Alas, unions hate the performance evaluations that merit raises require because they put discretion in the hands of management. The union bosses would rather have the membership think of the union as the only source of paycheck growth. Hence, the concept of seniority.

So it is just wrong to talk about the school board’s 9.69% or the teachers union 18.76% as keeping ahead of inflation. The non-merit, automatic, you-get-it-just-because-you-were–here-for-another-year paycheck adjustments are programed steps that are specified in a table. The step increases more than keep up with inflation.

To the extent that the 9.69 or 18.76 percent increase exceeds the step increases, they might be thought of as merit increases but again, not in the non-union sense. Since the union will not allow management to evaluate the members’ individual performances, the merit raise is applied to all members. And the “merit” is simply one more point of negotiation and has nothing to do with performance.

To those of us in the 93 percent, the union environment seems surprisingly arbitrary and needlessly adversarial. And the ultimate absurdity is realized when the union members expect a merit raise because they stopped all work.

The union members can also earn a raise by attaining additional college degrees. Every teacher must have a bachelors degree. For every year of seniority that a bachelor-only teacher gains, there is an increased pay rate. These schedule inflation adjustments range from $50K in year one to $74K in year ten. This is called the “bachelors lane”.

There is a masters lane. These scheduled inflation adjustments range from $56K in year one to $113 in year twenty-four. There is also a lane in between bachelor and master called the BA-15 lane.

There is a PhD lane with scheduled inflation adjustments. There are four lanes between masters and PhD, each with scheduled annual inflation adjustments.

This table shows the steps in rows and the lanes in columns. For any individual, the years of accumulated seniority determine the row and amount of post-graduate attainment determines the column. The cell at the intersection of that row and column are the annual salary for that individual.

And this table shows how many LFHS teachers fall in each cell. I don’t know why they are not all integers – perhaps they relate to partial years.


*According to the Chicago Tribune on the first day of the strike, the school board’s offer was 2.6 and 3.4 and 3.4 percent increase in each of the next three years.

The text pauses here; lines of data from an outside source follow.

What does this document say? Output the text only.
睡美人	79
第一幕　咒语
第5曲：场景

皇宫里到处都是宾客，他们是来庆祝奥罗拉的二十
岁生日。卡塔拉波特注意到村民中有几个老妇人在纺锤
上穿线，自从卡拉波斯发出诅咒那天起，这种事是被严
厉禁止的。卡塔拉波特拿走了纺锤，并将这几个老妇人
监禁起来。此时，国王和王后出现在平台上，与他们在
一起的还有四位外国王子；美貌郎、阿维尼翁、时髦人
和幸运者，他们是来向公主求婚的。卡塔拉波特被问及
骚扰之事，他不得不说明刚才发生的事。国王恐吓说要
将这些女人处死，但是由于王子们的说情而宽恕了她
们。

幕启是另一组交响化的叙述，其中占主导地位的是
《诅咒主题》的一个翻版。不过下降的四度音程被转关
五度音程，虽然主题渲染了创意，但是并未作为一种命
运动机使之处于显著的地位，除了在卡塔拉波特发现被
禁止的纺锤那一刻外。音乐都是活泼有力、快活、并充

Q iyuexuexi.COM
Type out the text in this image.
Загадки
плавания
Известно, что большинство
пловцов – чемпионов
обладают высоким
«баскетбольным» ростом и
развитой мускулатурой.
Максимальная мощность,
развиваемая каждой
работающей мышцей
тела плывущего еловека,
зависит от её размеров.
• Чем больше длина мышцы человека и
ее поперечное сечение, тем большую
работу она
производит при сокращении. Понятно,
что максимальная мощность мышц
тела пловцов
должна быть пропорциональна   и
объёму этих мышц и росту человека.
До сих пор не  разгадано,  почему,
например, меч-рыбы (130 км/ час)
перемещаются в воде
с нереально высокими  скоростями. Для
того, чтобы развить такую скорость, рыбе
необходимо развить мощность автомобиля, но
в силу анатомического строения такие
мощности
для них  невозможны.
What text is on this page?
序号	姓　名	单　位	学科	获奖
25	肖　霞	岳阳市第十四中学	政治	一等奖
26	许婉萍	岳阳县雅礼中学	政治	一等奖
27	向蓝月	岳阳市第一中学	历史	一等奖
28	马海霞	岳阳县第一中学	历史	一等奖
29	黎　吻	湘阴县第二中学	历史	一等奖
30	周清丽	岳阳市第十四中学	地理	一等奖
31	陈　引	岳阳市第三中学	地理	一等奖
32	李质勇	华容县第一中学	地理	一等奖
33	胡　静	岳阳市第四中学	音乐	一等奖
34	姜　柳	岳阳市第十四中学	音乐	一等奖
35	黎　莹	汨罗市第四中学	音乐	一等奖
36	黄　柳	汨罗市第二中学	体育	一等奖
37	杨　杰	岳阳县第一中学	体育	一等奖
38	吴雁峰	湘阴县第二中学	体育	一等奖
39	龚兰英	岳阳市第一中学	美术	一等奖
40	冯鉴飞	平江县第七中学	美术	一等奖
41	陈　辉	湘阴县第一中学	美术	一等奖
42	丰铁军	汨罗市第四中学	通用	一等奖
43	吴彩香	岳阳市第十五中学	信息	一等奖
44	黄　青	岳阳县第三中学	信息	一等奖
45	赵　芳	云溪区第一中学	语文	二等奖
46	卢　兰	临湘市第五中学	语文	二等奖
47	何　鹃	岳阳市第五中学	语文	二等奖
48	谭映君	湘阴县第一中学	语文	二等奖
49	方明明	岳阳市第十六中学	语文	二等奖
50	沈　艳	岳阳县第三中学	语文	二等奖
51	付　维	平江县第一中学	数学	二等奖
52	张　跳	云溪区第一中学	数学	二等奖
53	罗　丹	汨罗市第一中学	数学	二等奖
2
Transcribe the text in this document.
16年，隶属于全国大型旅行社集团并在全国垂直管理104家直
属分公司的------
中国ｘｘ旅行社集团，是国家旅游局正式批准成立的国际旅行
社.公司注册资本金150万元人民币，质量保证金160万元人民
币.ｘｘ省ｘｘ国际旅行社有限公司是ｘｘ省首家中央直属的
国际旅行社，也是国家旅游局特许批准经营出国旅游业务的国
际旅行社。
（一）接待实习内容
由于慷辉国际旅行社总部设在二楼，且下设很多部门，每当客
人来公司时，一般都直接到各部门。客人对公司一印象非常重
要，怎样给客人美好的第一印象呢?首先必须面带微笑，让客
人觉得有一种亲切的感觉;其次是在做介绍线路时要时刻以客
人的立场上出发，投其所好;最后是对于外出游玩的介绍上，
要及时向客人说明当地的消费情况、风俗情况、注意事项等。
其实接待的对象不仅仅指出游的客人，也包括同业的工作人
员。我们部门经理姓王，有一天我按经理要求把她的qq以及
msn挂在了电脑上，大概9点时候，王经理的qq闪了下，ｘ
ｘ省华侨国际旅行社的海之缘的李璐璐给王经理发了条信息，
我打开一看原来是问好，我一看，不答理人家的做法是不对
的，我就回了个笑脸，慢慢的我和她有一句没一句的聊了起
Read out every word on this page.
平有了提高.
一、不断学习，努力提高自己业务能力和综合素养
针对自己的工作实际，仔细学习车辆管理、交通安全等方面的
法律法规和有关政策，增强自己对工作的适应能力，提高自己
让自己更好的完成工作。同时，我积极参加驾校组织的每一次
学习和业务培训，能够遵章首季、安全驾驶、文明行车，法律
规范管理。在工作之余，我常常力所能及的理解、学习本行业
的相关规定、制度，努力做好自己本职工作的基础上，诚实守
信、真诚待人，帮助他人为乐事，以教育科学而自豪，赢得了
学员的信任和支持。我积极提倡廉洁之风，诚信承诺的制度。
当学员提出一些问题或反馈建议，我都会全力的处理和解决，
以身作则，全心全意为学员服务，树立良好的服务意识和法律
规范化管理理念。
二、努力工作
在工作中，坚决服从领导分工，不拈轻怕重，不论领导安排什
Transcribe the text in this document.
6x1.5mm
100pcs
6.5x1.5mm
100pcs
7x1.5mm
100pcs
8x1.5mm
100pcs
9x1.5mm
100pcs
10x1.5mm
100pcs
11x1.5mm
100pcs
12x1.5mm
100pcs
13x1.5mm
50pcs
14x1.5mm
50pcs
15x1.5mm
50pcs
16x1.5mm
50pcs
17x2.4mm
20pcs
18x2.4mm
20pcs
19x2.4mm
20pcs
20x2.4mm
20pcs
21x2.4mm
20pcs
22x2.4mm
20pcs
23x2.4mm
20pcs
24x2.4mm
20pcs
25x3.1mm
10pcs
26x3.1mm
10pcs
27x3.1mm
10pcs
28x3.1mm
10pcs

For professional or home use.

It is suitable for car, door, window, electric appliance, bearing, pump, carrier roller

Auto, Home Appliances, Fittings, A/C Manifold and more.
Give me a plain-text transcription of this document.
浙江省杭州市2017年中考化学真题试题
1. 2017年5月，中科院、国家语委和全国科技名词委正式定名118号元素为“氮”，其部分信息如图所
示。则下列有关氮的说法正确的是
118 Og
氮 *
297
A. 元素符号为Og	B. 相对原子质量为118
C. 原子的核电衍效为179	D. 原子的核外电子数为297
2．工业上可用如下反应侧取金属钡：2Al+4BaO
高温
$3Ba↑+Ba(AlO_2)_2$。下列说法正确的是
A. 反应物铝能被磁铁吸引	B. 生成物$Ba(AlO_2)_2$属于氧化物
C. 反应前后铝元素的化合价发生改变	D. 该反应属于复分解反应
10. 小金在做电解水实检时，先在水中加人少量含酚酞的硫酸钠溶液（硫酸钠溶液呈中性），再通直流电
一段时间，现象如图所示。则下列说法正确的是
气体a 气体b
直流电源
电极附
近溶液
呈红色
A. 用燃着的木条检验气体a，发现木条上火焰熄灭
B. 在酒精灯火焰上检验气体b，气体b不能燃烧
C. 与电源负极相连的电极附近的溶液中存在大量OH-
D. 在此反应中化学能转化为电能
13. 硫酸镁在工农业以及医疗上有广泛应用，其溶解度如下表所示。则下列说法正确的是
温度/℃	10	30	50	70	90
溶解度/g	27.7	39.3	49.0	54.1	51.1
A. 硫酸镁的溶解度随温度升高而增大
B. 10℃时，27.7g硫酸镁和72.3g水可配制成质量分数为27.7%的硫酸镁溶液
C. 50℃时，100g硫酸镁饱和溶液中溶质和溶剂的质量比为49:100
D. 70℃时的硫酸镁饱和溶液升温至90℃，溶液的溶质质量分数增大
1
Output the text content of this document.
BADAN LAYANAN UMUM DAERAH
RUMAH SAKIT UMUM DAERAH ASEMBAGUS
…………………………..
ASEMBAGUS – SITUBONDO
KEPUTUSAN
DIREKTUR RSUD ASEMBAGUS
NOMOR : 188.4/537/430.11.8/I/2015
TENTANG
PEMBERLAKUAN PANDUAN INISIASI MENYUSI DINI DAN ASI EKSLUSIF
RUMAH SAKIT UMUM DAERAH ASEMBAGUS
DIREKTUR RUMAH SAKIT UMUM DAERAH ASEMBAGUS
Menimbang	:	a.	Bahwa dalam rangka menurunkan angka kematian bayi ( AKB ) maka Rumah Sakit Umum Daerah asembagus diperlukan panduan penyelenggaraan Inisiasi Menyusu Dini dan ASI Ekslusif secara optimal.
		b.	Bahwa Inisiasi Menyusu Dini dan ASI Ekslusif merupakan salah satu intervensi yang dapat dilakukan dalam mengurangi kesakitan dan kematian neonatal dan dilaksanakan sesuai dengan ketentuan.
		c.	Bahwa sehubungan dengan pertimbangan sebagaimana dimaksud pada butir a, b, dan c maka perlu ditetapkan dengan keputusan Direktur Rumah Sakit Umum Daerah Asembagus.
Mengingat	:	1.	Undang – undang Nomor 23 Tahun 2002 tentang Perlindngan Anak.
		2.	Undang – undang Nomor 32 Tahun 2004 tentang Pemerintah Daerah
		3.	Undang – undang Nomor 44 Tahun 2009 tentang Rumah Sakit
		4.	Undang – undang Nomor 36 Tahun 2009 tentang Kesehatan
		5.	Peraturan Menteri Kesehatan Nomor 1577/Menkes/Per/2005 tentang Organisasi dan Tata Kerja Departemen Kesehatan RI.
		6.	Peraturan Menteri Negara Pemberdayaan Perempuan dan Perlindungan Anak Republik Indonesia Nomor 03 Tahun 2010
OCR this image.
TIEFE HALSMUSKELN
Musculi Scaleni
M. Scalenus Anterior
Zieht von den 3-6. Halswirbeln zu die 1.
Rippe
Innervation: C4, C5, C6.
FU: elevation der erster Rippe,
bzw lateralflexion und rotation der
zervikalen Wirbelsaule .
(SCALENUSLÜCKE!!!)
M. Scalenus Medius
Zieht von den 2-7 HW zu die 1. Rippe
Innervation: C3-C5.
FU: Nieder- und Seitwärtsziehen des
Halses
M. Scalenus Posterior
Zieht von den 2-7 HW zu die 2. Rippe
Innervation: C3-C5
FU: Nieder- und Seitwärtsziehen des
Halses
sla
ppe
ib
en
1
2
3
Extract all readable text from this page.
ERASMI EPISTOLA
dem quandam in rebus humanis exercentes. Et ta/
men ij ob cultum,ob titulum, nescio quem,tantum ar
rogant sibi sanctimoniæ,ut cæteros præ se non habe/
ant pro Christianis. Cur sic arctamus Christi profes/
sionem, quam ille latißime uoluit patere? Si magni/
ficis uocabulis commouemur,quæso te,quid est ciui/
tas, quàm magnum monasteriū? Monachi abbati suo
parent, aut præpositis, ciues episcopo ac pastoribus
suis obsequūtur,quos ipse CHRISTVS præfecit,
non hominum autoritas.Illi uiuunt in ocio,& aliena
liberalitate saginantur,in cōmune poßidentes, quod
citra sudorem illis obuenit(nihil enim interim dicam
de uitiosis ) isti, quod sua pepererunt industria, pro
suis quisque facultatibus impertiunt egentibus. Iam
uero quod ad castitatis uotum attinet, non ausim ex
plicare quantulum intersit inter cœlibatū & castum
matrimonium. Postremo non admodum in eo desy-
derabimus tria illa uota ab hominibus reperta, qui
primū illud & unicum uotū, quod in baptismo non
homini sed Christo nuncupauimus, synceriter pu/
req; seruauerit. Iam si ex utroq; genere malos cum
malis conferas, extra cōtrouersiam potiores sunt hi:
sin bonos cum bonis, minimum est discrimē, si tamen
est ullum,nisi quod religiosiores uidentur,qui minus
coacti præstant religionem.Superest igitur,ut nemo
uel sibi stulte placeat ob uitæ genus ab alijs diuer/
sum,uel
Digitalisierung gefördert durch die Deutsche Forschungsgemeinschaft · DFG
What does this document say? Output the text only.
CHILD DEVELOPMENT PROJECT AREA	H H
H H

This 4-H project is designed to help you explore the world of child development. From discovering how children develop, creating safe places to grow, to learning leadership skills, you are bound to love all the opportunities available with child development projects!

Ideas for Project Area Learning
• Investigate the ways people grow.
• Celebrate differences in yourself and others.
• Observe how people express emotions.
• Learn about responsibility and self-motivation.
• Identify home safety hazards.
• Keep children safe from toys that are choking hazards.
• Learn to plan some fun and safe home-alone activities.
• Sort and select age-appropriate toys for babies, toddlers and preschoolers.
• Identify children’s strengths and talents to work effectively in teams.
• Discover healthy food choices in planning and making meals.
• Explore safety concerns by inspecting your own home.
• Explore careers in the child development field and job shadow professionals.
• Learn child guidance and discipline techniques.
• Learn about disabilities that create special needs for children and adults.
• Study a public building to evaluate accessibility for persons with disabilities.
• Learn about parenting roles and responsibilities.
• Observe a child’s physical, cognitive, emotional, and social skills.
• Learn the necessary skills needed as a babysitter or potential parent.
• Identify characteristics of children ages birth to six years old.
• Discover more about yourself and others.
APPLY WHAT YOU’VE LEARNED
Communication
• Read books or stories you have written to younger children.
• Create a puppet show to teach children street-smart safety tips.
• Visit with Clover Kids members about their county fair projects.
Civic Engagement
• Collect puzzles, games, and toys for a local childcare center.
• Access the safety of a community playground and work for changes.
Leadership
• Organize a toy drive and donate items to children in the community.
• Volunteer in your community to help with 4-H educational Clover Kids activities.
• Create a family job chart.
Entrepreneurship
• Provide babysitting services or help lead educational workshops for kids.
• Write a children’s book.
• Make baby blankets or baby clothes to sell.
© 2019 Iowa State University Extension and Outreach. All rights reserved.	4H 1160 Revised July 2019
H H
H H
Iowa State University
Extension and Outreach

            The math is 1.026 * 1.034 * 1.034 = 1.0969

             or 9.7 percent

According to that same source the union was demanding 5.6 and 6.5 and 6.5 percent increase in each of the next three years.

            The math is 1.056 * 1.065 * 1.056 = 1.1876

             or 18.8 percent


**Other issues were the teacher contribution to health insurance, the "two tier" idea that creates a second table of steps and lanes that applies to new-hires only and contains more steps, and a provision to re-open the contract in the event the state legislature changes the pension law.  These three matters bear directly and exclusively on teacher pay only and have no impact on quality of teaching, curriculm, safety or any other non-pay issue.

The teachers have been saying, and the students have been repeating, that the teachers had to strike LFHS to “stand up for what they believe in”. There was never an issue between the Board and the teachers’ union other than teacher pay and things that affect teacher pay. “Standing-up for what you believe in” sounds noble but it rhetorical sleight-of-hand. If we take them at their word, the only thing the LFHS teachers believe in is more pay for themselves.